Pour la soutenir spirituellement. D'ordinaire, les
épreuves précèdent de nouvelles grâces. Impossibilité
pour MLP. d'aller en Normandie.
Vaugirard, 12
août 1869
Madame la Marquise,
Je partage bien cordialement toutes vos sollicitudes et toutes les peines que
vous causent les embarras divers qui vous assiègent à la fois. J'ai toutefois
cette consolation que ces pénibles épreuves sont presque toujours la
préparation de quelques grâces insignes ménagées par la divine bonté du
Seigneur. J'en ai eu l'expérience bien souvent et vous-même, en y pensant, vous
retrouverez qu'après des situations comme désespérées, toutes choses ont tout à
coup repris un sens favorable et se sont dénouées à votre entier contentement.
Ayons bonne espérance que tout tournera ainsi dans vos affaires, et surtout
pour la plus intéressante, l'examen de votre cher Richard. Voilà les grandes
chaleurs passées, l'étude va lui devenir moins pénible et il va reprendre
confiance; le but qu'il veut atteindre mérite bien un courageux effort, car ce
titre de bachelier pose mieux et lui ouvrirait plusieurs carrières si, dans la
suite, il lui plaisait d'en rechercher quelqu'une. Mais le profit le plus
sérieux, c'est que les études opiniâtres qu'on suit pour arriver à ce grade
ouvrent l'esprit à plusieurs sciences qu'on peut prendre goût à cultiver plus
tard. Je vais redoubler de prières pour que la grâce de Dieu l'assiste
puissamment à bien prendre les choses; quand il ne serait pas reçu dès la
première épreuve, le malheur ne serait pas bien grand; nombre et nombre infini
de sujets distingués subissent cet échec qui ne préjuge aucunement de
l'infériorité de ceux qui échouent; mais il faudrait dans ce cas
être un peu persévérant et ne pas reculer devant quelques instants d'étude de
plus; alors, c'est un heureux insuccès, parce que la science ainsi acquise est
plus solide et demeure bien plus fructueuse pour l'esprit.

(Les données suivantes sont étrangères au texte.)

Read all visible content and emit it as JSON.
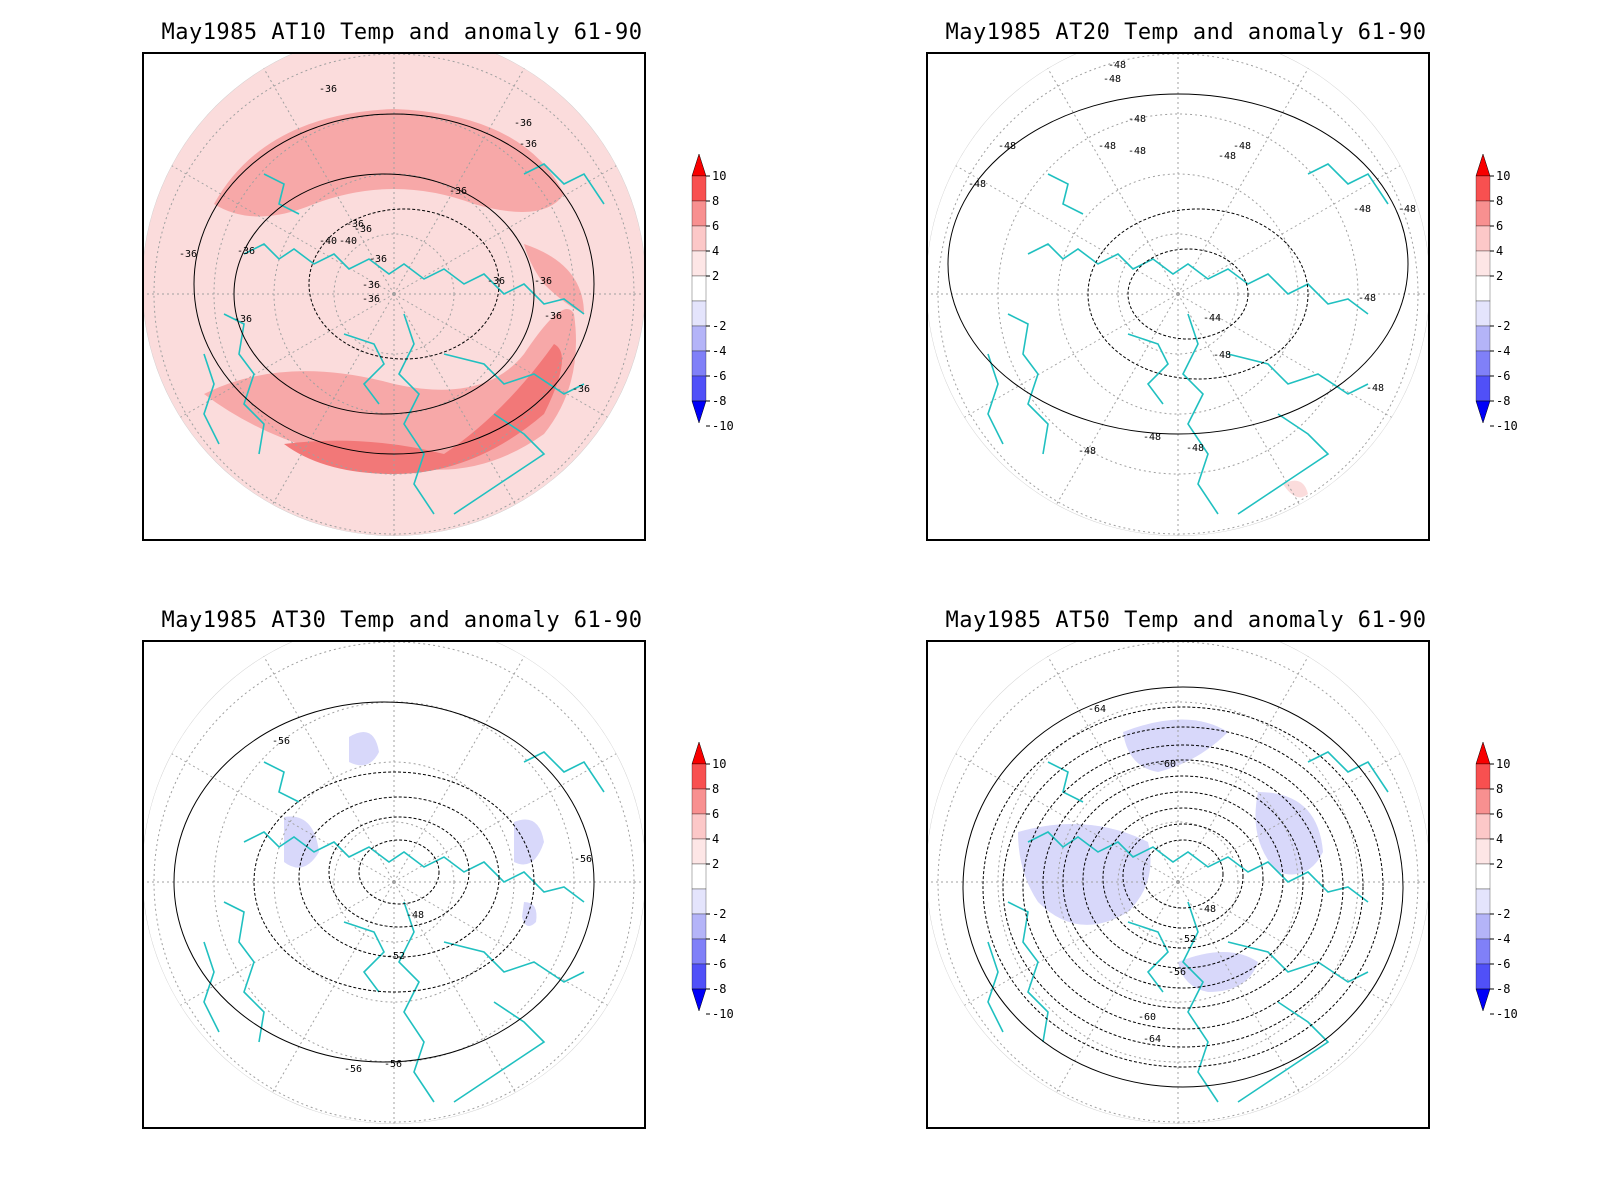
{
  "panels": [
    {
      "title": "May1985 AT10 Temp and anomaly 61-90",
      "level": "AT10",
      "background_anomaly_color": "#fbdcdc",
      "contour_labels": [
        "-36",
        "-36",
        "-36",
        "-36",
        "-36",
        "-36",
        "-36",
        "-36",
        "-36",
        "-36",
        "-40",
        "-40",
        "-36",
        "-36",
        "-36",
        "-36",
        "-36",
        "-36"
      ]
    },
    {
      "title": "May1985 AT20 Temp and anomaly 61-90",
      "level": "AT20",
      "background_anomaly_color": "#ffffff",
      "contour_labels": [
        "-48",
        "-48",
        "-48",
        "-48",
        "-48",
        "-48",
        "-48",
        "-48",
        "-48",
        "-44",
        "-48",
        "-48",
        "-48",
        "-48",
        "-48",
        "-48",
        "-48",
        "-48"
      ]
    },
    {
      "title": "May1985 AT30 Temp and anomaly 61-90",
      "level": "AT30",
      "background_anomaly_color": "#ffffff",
      "contour_labels": [
        "-56",
        "-56",
        "-48",
        "-52",
        "-56",
        "-56"
      ]
    },
    {
      "title": "May1985 AT50 Temp and anomaly 61-90",
      "level": "AT50",
      "background_anomaly_color": "#ffffff",
      "contour_labels": [
        "-64",
        "-60",
        "-48",
        "-52",
        "-56",
        "-60",
        "-64"
      ]
    }
  ],
  "colorbar": {
    "levels": [
      "10",
      "8",
      "6",
      "4",
      "2",
      "-2",
      "-4",
      "-6",
      "-8",
      "-10"
    ],
    "colors": [
      "#f80000",
      "#f85050",
      "#f89090",
      "#fcc8c8",
      "#fde6e6",
      "#ffffff",
      "#e4e4fc",
      "#b4b4f8",
      "#8080f8",
      "#5050f8",
      "#0000f8"
    ],
    "top_arrow_color": "#f80000",
    "bottom_arrow_color": "#0000f8"
  },
  "colors": {
    "coastline": "#20c0c0",
    "contour": "#000000",
    "graticule": "#a0a0a0",
    "positive_anomaly_light": "#fbdcdc",
    "positive_anomaly_medium": "#f7a8a8",
    "positive_anomaly_strong": "#f27878",
    "negative_anomaly_light": "#d8d8fa"
  },
  "legend_icons": [
    "triangle-up-icon",
    "triangle-down-icon"
  ]
}
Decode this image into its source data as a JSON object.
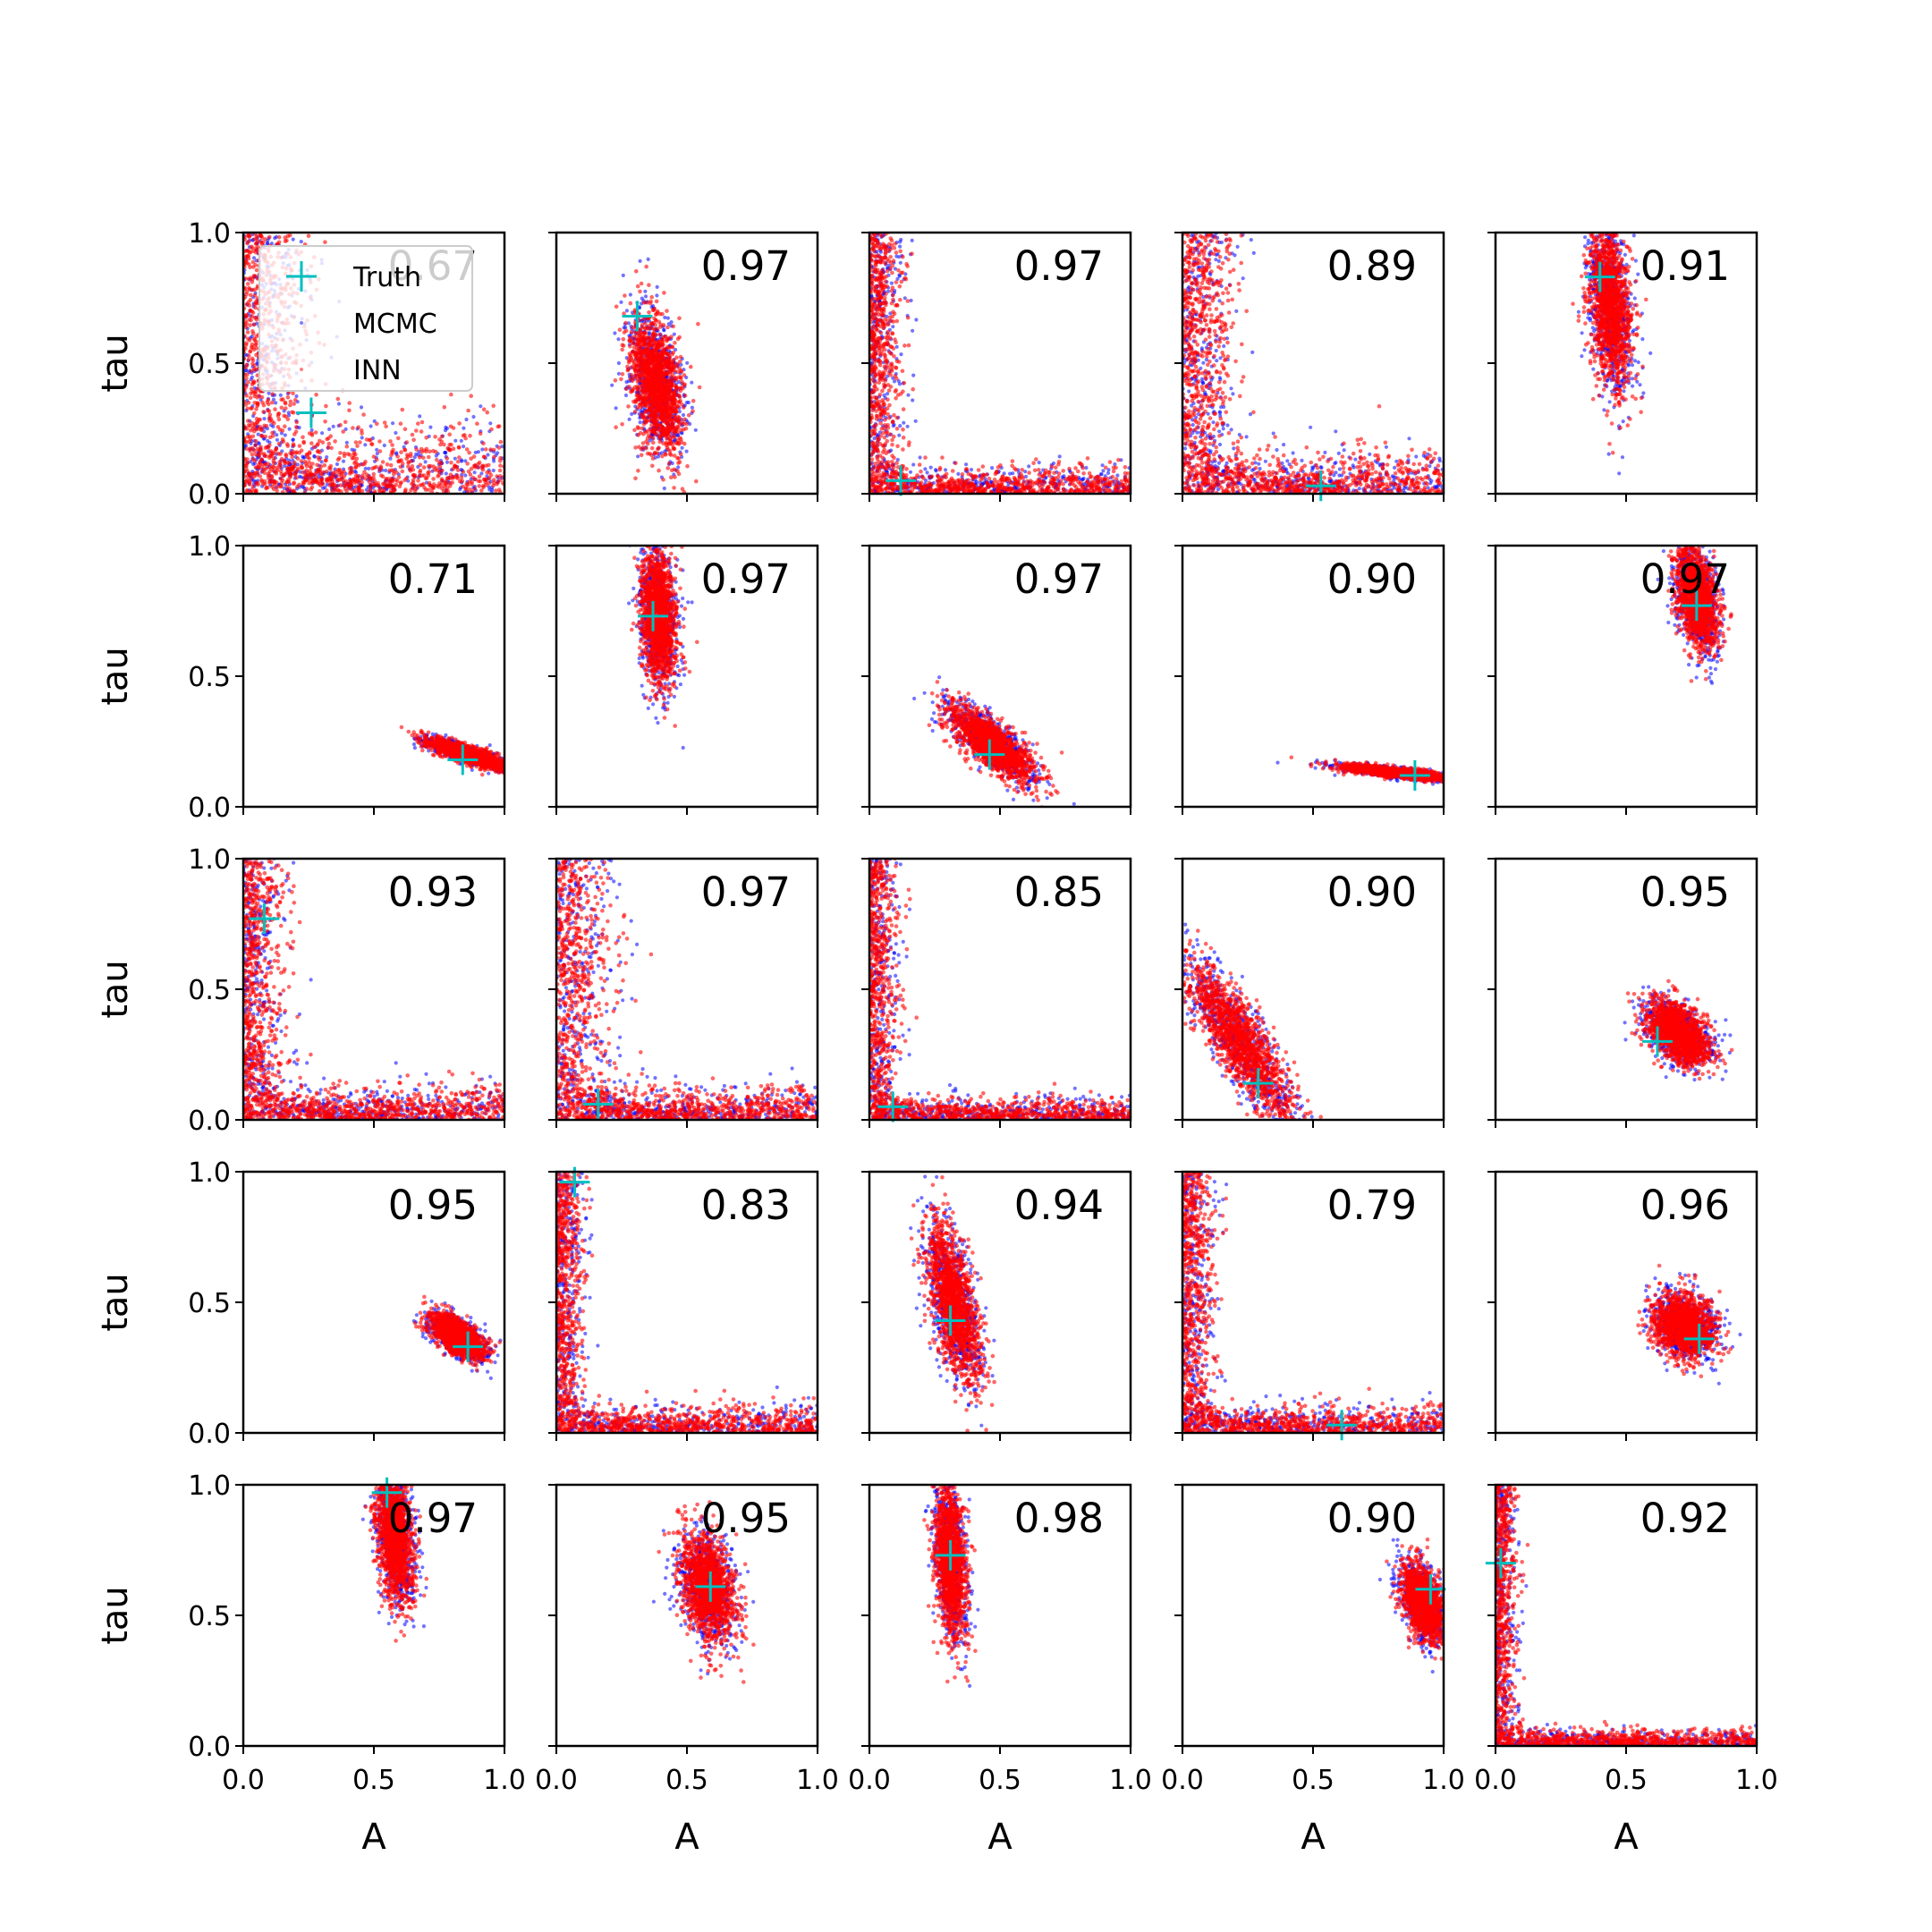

C'eût été pour moi une véritable joie de vous rendre visite, Madame, ainsi qu'à
Madame d'Hurbal et à votre cher fils, mais je perds même l'espoir d'aller
quelques jours en Normandie; les grandes chaleurs m'ont causé un épuisement
nerveux qui me rend la marche presque impossible et qui ne me permettrait pas
d'entreprendre un voyage en ce moment; je pense que la température plus ferme
pourra me rendre un peu moins faible; mais alors les mauvais temps seront
revenus et mes travaux auront redoublé; tout me laisse donc croire que je ne
devrai pas m'éloigner de Paris cette année.
Heureusement, l'esprit et le cœur n'ont pas besoin de jambes pour franchir les
distances, j'ose donc dire que l'un et l'autre feront de fréquents voyages vers
vous, Madame, et vers votre chère famille que depuis si longtemps déjà j'ai
appris à aimer et à vénérer.
Veuillez offrir l'expression de ces sentiments à votre cher entourage et agréer
vous-même, Madame, l'hommage du respectueux dévouement de
Votre humble serviteur et ami
Le Prevost Ptre
P. S. Ayez, je vous prie, la bonté de me rappeler au souvenir de votre cher oncle
et de Madame la Comtesse
de Caulaincourt; ce m'est un vrai regret d'avoir, par ma négligence tout
involontaire, perdu l'occasion de voir sa chère fille; j'espère que sa santé
s'est améliorée puisqu'elle a quitté Auteuil.